Dr Chamorn Chawengkijwanich, a member of NANOTEC, was part of the project

Dr Chamorn Chawengkijwanich, a member of NANOTEC, was part of the project

Singapore: Researchers in Thailand are looking at ways to treat air pollutants, such as benzene, toluene, ethylbenzene and xylene (BTEX), under visible light to address the growing concerns on environmental damage and impact on health from volatile organic compounds.

"We decided against using titanium dioxide (TiO2) photocatalyst in our study despite the fact that TiO2 is considered to have good chemical stability, is relatively low priced, and has no toxicity. We have opted for silver doped titanium dioxide (Ag/TiO2) photocatalyst, which is more efficient in visible-light region," said Dr Chamorn Chawengkijwanich, a research team member from NANOTEC. "The idea to use powdered photocatalyst thin film on plastic is because there is very limited study on this development."

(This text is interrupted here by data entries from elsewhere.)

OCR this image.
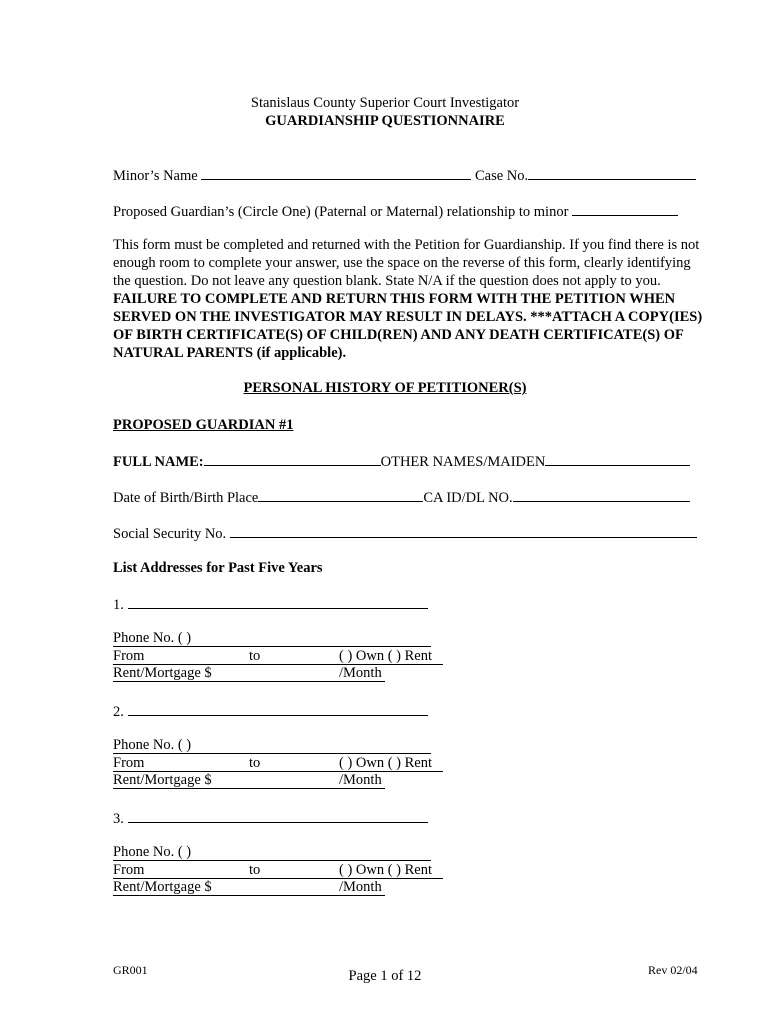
Stanislaus County Superior Court Investigator
GUARDIANSHIP QUESTIONNAIRE
Minor’s Name	Case No.
Proposed Guardian’s (Circle One) (Paternal or Maternal) relationship to minor
This form must be completed and returned with the Petition for Guardianship. If you find there is not enough room to complete your answer, use the space on the reverse of this form, clearly identifying the question. Do not leave any question blank. State N/A if the question does not apply to you. FAILURE TO COMPLETE AND RETURN THIS FORM WITH THE PETITION WHEN SERVED ON THE INVESTIGATOR MAY RESULT IN DELAYS. ***ATTACH A COPY(IES) OF BIRTH CERTIFICATE(S) OF CHILD(REN) AND ANY DEATH CERTIFICATE(S) OF NATURAL PARENTS (if applicable).
PERSONAL HISTORY OF PETITIONER(S)
PROPOSED GUARDIAN #1
FULL NAME:	OTHER NAMES/MAIDEN
Date of Birth/Birth Place	CA ID/DL NO.
Social Security No.
List Addresses for Past Five Years
1.
Phone No. ( )
From	to	( ) Own ( ) Rent
Rent/Mortgage $	/Month
2.
Phone No. ( )
From	to	( ) Own ( ) Rent
Rent/Mortgage $	/Month
3.
Phone No. ( )
From	to	( ) Own ( ) Rent
Rent/Mortgage $	/Month
GR001	Page 1 of 12	Rev 02/04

The research study shows Ag/TiO2 exhibited the best performance for gaseous BTEX degradation under visible light. The maximum degradation efficiency was xylene (89 percent), ethylbenzene (86 percent), toluene (83 percent), and benzene (79 percent).

The researchers reported their work in a paper published by Materials Science Forum.

King Mongkut's University of Technology Thonburi, Center for Energy Technology and Environment (Ministry of Education), and National Nanotechnology Center (NANOTEC) were collaborators in the project.